Now the modified schema can be loaded into the new virtual host from UI or by running the following command from the command line:

rabbitadmin import -V NEW_VHOST NEW_VHOST.json

Point consumers to the new vhost

At this point it should be possible to point consumers to the new virtual host by only updating the connection parameters.

Point producers to the new vhost

Producers can now be also pointed to the new virtual host.

The time when consumers are stopped is also the time where federated exchanges should be disabled in the old vhost, and enabled in the new one.

Under sufficient system load messages from the old virtual host will not be picked up. If message ordering is important, than this should be done in steps: stop producers, shovel remaining messages to the new virtual host, start consumers on the new virtual host.

Shovel remaining messages to the new vhost

For every non-empty queue in the old host a shovel needs to be configured:

rabbitmqctl set_parameter shovel migrate-QUEUE_TO_MIGRATE \
'{"src-protocol": "amqp091", "src-uri": "amqp:///OLD_VHOST", "src-queue": "QUEUE_TO_MIGRATE",
"dest-protocol": "amqp091", "dest-uri": "amqp:///NEW_VHOST", "dest-queue": "QUEUE_TO_MIGRATE"}'

After the queue has been drained, the shovel can be deleted:

rabbitmqctl clear_parameter shovel migrate-QUEUE_TO_MIGRATE

Migrate in place

In this version of the process, we trade uptime for the ability to perform the migration in an existing virtual host and cluster.

For each queue (or some group of queues) being migrated, it should be possible to stop all the consumers and producers for the time of the migration.

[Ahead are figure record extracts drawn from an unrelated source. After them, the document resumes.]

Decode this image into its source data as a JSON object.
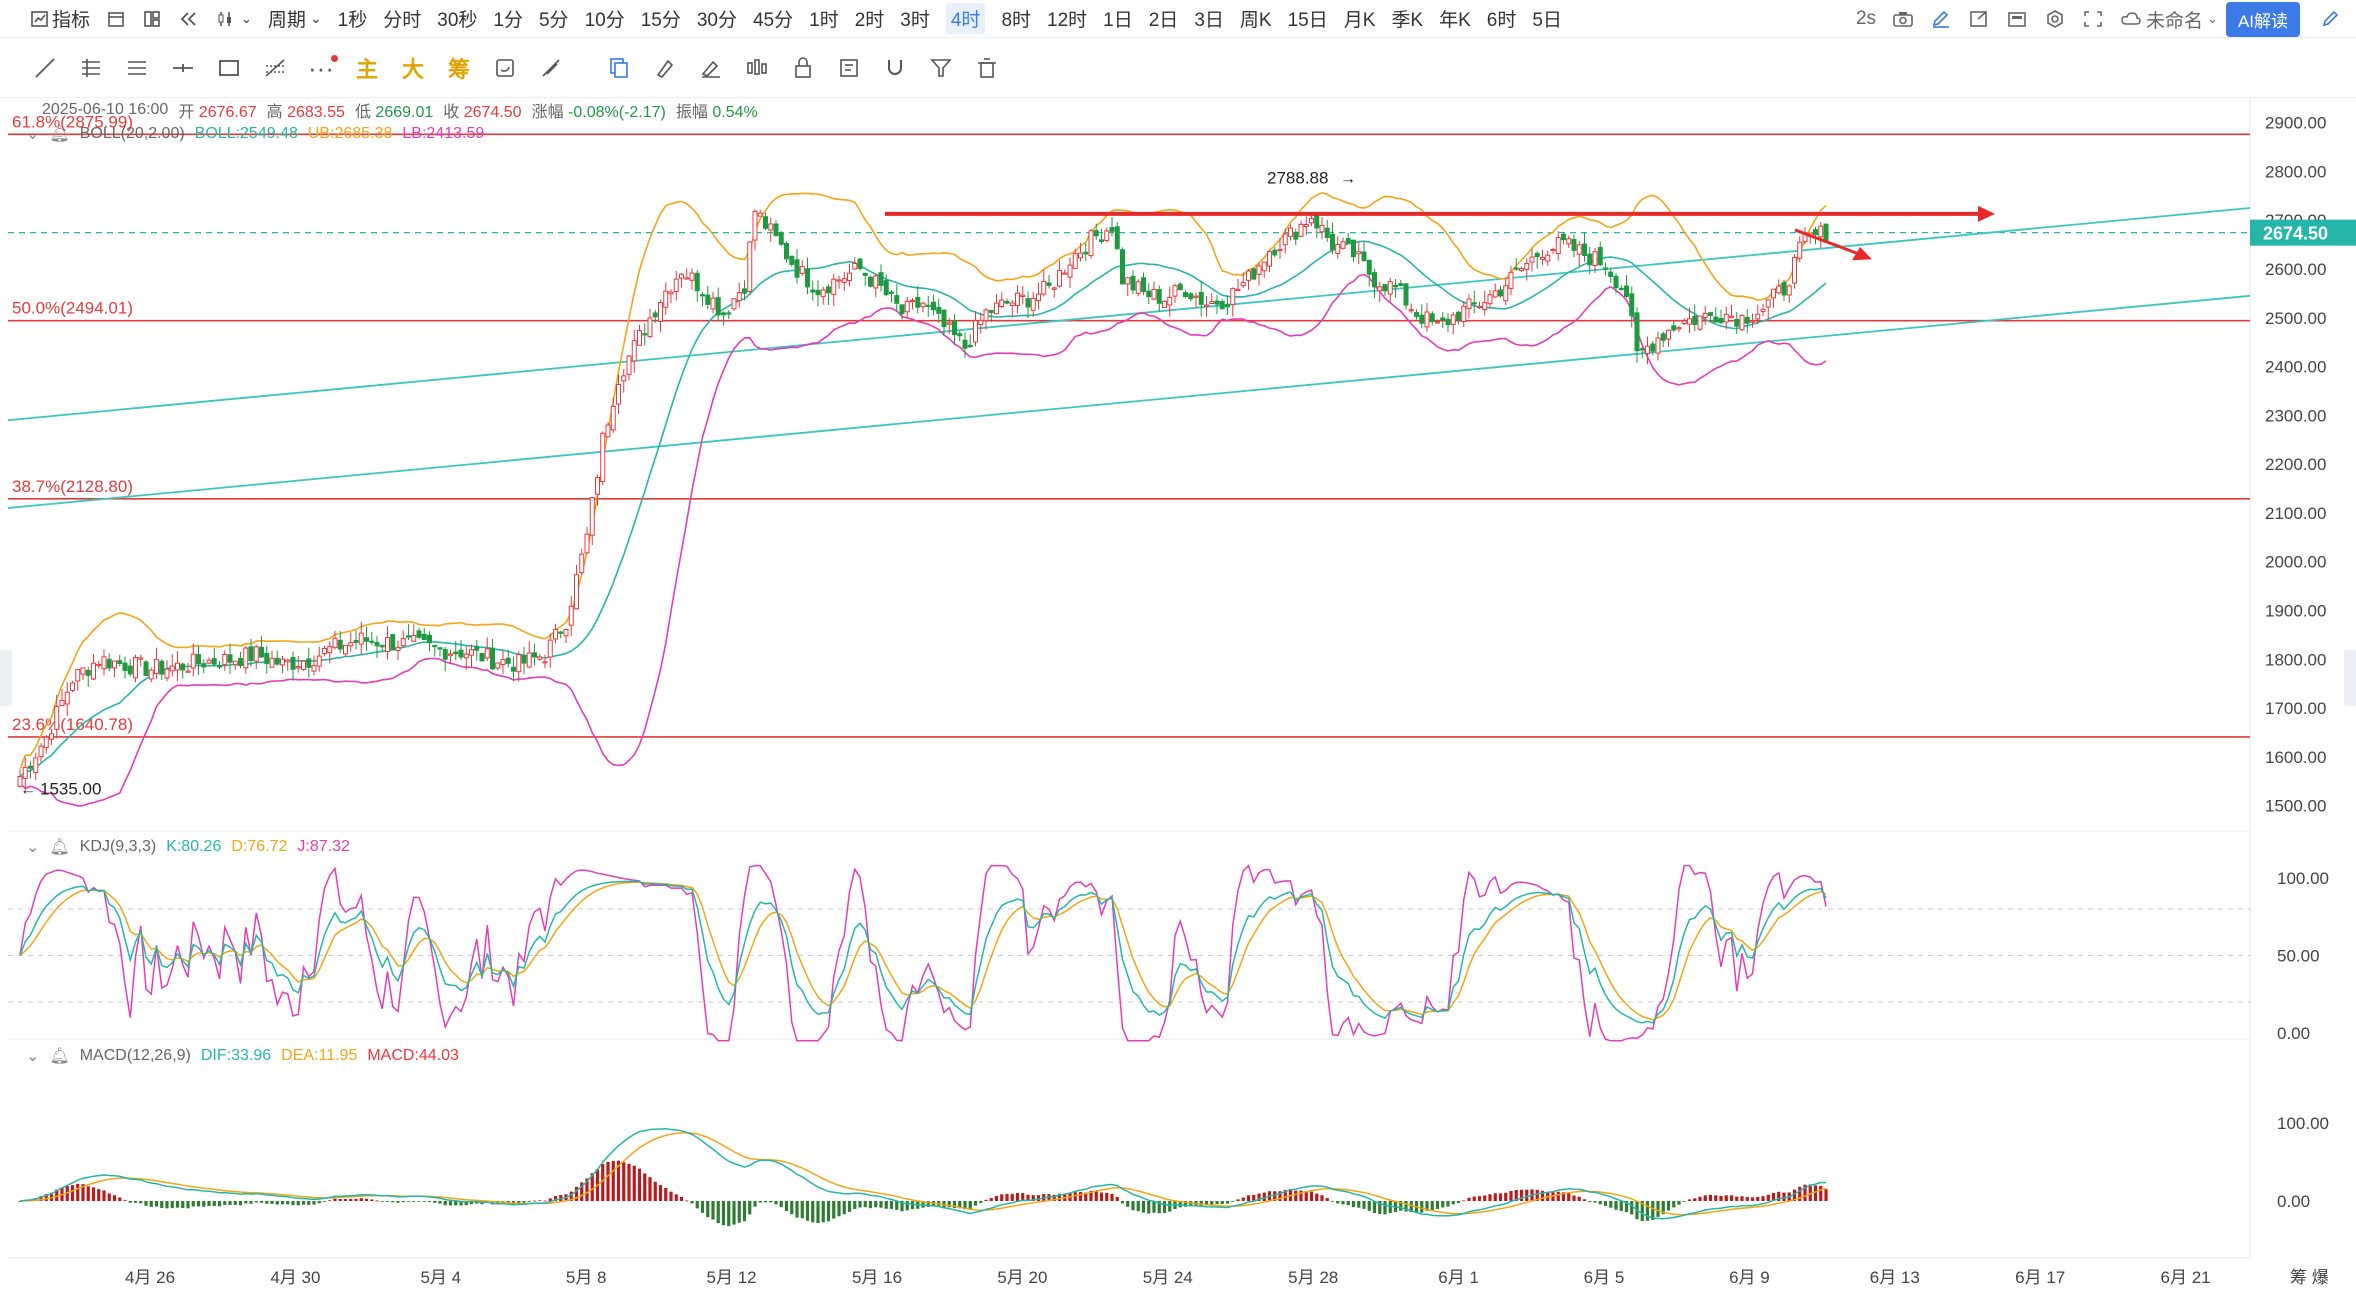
{
  "toolbar": {
    "indicator_label": "指标",
    "period_label": "周期",
    "periods": [
      "1秒",
      "分时",
      "30秒",
      "1分",
      "5分",
      "10分",
      "15分",
      "30分",
      "45分",
      "1时",
      "2时",
      "3时",
      "4时",
      "8时",
      "12时",
      "1日",
      "2日",
      "3日",
      "周K",
      "15日",
      "月K",
      "季K",
      "年K",
      "6时",
      "5日"
    ],
    "selected_period": "4时",
    "refresh": "2s",
    "layout_name": "未命名",
    "ai_button": "AI解读"
  },
  "drawbar": {
    "main_label": "主",
    "big_label": "大",
    "chip_label": "筹"
  },
  "ohlc": {
    "date": "2025-06-10 16:00",
    "open_label": "开",
    "open": "2676.67",
    "high_label": "高",
    "high": "2683.55",
    "low_label": "低",
    "low": "2669.01",
    "close_label": "收",
    "close": "2674.50",
    "change_label": "涨幅",
    "change": "-0.08%(-2.17)",
    "amp_label": "振幅",
    "amp": "0.54%"
  },
  "boll": {
    "name": "BOLL(20,2.00)",
    "mid": "BOLL:2549.48",
    "ub": "UB:2685.38",
    "lb": "LB:2413.59"
  },
  "kdj": {
    "name": "KDJ(9,3,3)",
    "k": "K:80.26",
    "d": "D:76.72",
    "j": "J:87.32"
  },
  "macd": {
    "name": "MACD(12,26,9)",
    "dif": "DIF:33.96",
    "dea": "DEA:11.95",
    "macd": "MACD:44.03"
  },
  "annotations": {
    "high_marker": "2788.88",
    "low_marker": "1535.00",
    "last_price": "2674.50"
  },
  "fib_levels": [
    {
      "label": "61.8%(2875.99)",
      "value": 2875.99
    },
    {
      "label": "50.0%(2494.01)",
      "value": 2494.01
    },
    {
      "label": "38.7%(2128.80)",
      "value": 2128.8
    },
    {
      "label": "23.6%(1640.78)",
      "value": 1640.78
    }
  ],
  "colors": {
    "up": "#e8393f",
    "down": "#1f9a41",
    "boll_mid": "#26b6a9",
    "boll_ub": "#f2a516",
    "boll_lb": "#e03fb8",
    "fib": "#e23b3b",
    "trend": "#3cc5c3",
    "accent": "#3b7ae8"
  },
  "chart_data": {
    "type": "candlestick",
    "price_axis": {
      "min": 1450,
      "max": 2930,
      "ticks": [
        1500,
        1600,
        1700,
        1800,
        1900,
        2000,
        2100,
        2200,
        2300,
        2400,
        2500,
        2600,
        2700,
        2800,
        2900
      ]
    },
    "x_ticks": [
      "4月 26",
      "4月 30",
      "5月 4",
      "5月 8",
      "5月 12",
      "5月 16",
      "5月 20",
      "5月 24",
      "5月 28",
      "6月 1",
      "6月 5",
      "6月 9",
      "6月 13",
      "6月 17",
      "6月 21"
    ],
    "kdj_axis": {
      "ticks": [
        "100.00",
        "50.00",
        "0.00"
      ]
    },
    "macd_axis": {
      "ticks": [
        "100.00",
        "0.00"
      ]
    },
    "close_anchors": [
      [
        0,
        1560
      ],
      [
        5,
        1640
      ],
      [
        10,
        1760
      ],
      [
        15,
        1800
      ],
      [
        20,
        1790
      ],
      [
        25,
        1780
      ],
      [
        30,
        1785
      ],
      [
        35,
        1795
      ],
      [
        40,
        1800
      ],
      [
        45,
        1810
      ],
      [
        50,
        1790
      ],
      [
        55,
        1800
      ],
      [
        60,
        1825
      ],
      [
        65,
        1840
      ],
      [
        70,
        1835
      ],
      [
        75,
        1830
      ],
      [
        80,
        1820
      ],
      [
        85,
        1815
      ],
      [
        90,
        1800
      ],
      [
        95,
        1790
      ],
      [
        100,
        1810
      ],
      [
        104,
        1880
      ],
      [
        108,
        2050
      ],
      [
        111,
        2250
      ],
      [
        114,
        2380
      ],
      [
        118,
        2460
      ],
      [
        122,
        2540
      ],
      [
        126,
        2600
      ],
      [
        130,
        2560
      ],
      [
        134,
        2510
      ],
      [
        138,
        2570
      ],
      [
        140,
        2720
      ],
      [
        144,
        2660
      ],
      [
        148,
        2600
      ],
      [
        152,
        2560
      ],
      [
        156,
        2580
      ],
      [
        160,
        2600
      ],
      [
        164,
        2560
      ],
      [
        168,
        2510
      ],
      [
        172,
        2530
      ],
      [
        176,
        2480
      ],
      [
        180,
        2440
      ],
      [
        184,
        2510
      ],
      [
        188,
        2530
      ],
      [
        192,
        2540
      ],
      [
        196,
        2560
      ],
      [
        200,
        2620
      ],
      [
        204,
        2660
      ],
      [
        208,
        2690
      ],
      [
        210,
        2580
      ],
      [
        214,
        2550
      ],
      [
        218,
        2540
      ],
      [
        222,
        2560
      ],
      [
        226,
        2530
      ],
      [
        230,
        2540
      ],
      [
        234,
        2580
      ],
      [
        238,
        2640
      ],
      [
        242,
        2670
      ],
      [
        246,
        2710
      ],
      [
        250,
        2650
      ],
      [
        254,
        2630
      ],
      [
        258,
        2580
      ],
      [
        262,
        2560
      ],
      [
        266,
        2510
      ],
      [
        270,
        2480
      ],
      [
        274,
        2510
      ],
      [
        278,
        2530
      ],
      [
        282,
        2560
      ],
      [
        286,
        2600
      ],
      [
        290,
        2640
      ],
      [
        294,
        2650
      ],
      [
        298,
        2630
      ],
      [
        302,
        2610
      ],
      [
        306,
        2550
      ],
      [
        308,
        2420
      ],
      [
        312,
        2460
      ],
      [
        316,
        2490
      ],
      [
        320,
        2500
      ],
      [
        324,
        2510
      ],
      [
        328,
        2500
      ],
      [
        332,
        2520
      ],
      [
        336,
        2560
      ],
      [
        340,
        2660
      ],
      [
        344,
        2675
      ]
    ]
  }
}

Preparing producers and consumers

All incompatible features should be cleaned up. In addition to that, in every place where queues are being declared, it'd be nice to make x-queue-type argument configurable without changing application code.

Migration steps

  1. First, the consumers and producers will need to be stopped.
  2. The messages should be shoveled to a new, temporary queue.
  3. The old queue should be deleted.
  4. A new quorum queue with the same name as the original queue should be created.
  5. The contents of the temporary queue should now be shoveled over to the new quorum queue.
  6. The consumers can now be reconfigured to use x-queue-type of quorum and started.

Conclusion

Hopefully this blog post has shown that with a proper preparation the migration can be fruitful and a relatively simple endeavour.

The migration has a lot of benefits. But one should also keep in mind that Classic Mirrored Queues have been deprecated for more than a year and are going to be removed entirely in an upcoming release. So even if you don't plan to do the migration right now, doing these preparations beforehand can be a good idea.

And we've tried to provide you the comprehesive guide for this purpose. Maybe it's time to do something now?